“Yes; let’s go. I’ve something to say.”
The conductor’s baton was tapping the desk as they rose and passed out upon the pleasant lawn beyond. Walking a short distance, they seated themselves under the shadow of a tree, in a nook where there were no eavesdroppers.
“Well, Valérie, what have you to say to me? I’m all attention,” said Egerton, assuming an amused air, and calmly lighting a cigarette.
“Diable! You try to hide the truth from me,” she said, her accent being more pronounced with her anger. “You have warned Hugh; you have told him to beware of me—that my touch pollutes, and my kisses are venomous. Remember what you and I were once to each other—and you, of all men, try to ruin my reputation! Fortunately, I am well able to defend it.”
“Your reputation—bah!”
“Yes, m’sieur, you may sneer; but I tell you, we are not so unequally matched as you imagine. If you have breathed one word to Hugh of my past, I can very easily prove to him that you have lied; and, further, you appear to forget that certain information that I could give would place you in a very ugly predicament.”
“Oh! you threaten, do you?”
“Only in the event of your being such an imbecile as to reveal to Hugh the secret.”

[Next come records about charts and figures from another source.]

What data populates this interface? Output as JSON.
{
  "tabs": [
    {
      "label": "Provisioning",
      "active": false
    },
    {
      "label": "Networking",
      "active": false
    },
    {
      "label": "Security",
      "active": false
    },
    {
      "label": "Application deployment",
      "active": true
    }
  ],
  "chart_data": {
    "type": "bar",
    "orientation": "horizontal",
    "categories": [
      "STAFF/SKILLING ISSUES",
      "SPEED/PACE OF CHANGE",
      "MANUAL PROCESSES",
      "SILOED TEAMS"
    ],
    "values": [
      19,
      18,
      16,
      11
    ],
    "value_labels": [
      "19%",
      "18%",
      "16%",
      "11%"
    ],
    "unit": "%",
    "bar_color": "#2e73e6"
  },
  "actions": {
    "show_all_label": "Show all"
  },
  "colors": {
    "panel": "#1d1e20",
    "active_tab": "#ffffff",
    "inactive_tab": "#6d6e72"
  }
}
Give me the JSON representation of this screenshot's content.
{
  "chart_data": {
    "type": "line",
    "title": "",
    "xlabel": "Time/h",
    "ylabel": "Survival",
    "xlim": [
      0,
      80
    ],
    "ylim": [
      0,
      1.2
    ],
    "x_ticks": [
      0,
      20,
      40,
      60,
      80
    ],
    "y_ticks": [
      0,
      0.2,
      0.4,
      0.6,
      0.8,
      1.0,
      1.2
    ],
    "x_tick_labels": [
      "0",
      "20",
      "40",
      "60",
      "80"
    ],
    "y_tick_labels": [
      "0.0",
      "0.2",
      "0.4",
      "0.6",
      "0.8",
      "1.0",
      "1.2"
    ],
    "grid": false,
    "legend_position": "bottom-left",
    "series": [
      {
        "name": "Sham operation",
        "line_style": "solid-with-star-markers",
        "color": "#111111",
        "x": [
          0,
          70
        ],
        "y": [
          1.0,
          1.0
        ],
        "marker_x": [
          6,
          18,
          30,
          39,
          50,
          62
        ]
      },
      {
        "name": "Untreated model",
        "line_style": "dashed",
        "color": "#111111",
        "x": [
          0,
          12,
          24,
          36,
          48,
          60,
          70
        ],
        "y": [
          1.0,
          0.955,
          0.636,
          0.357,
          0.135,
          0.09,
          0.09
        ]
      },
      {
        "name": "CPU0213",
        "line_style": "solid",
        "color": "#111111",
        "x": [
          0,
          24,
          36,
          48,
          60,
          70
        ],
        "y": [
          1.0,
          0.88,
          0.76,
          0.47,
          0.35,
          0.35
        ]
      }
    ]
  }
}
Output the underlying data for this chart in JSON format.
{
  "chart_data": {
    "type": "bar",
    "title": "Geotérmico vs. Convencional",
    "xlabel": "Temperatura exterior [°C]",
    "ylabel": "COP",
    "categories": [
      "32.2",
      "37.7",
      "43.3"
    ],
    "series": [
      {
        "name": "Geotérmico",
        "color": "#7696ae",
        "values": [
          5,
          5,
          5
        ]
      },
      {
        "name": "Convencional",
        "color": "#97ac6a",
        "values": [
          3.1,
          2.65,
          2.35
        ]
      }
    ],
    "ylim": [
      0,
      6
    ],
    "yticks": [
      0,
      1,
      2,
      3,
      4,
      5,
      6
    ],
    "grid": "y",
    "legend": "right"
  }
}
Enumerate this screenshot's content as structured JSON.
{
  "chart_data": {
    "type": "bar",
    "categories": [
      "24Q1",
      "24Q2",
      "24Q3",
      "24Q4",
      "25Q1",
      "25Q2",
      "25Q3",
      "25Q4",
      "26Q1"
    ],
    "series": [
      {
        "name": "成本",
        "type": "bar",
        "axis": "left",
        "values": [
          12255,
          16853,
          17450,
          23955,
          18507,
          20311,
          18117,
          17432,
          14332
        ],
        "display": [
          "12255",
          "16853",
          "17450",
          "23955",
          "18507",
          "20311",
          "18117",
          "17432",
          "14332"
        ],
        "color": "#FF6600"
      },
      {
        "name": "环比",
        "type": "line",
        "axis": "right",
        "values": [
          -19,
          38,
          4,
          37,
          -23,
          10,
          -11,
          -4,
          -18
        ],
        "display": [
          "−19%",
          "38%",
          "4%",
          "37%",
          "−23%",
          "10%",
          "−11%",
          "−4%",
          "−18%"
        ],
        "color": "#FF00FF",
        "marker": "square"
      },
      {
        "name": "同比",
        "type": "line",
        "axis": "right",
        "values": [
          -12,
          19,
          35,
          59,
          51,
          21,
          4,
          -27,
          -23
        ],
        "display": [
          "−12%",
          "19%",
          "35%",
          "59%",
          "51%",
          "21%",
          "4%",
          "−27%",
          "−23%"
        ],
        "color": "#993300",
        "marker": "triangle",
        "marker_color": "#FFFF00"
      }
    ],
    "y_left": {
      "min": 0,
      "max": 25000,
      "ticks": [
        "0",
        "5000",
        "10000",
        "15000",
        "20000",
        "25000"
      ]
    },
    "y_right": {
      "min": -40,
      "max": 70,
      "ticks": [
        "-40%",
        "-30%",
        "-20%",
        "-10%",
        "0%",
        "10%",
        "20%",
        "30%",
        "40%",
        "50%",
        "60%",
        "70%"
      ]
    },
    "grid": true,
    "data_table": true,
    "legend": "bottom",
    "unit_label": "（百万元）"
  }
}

“Then, I may as well tell you that up to the present he knows nothing. Yet, remember, he and I are old friends, therefore it will be my endeavour to prevent him falling into your accursed toils, as others have!” he exclaimed angrily.
“Cursed toils, indeed!” she echoed, with a contemptuous toss of her pretty head. “The idea of a man like you setting himself up as Hugh Trethowen’s protector! It’s too absurd. I wonder whether you would still be friends were he to know the truth about you, eh?”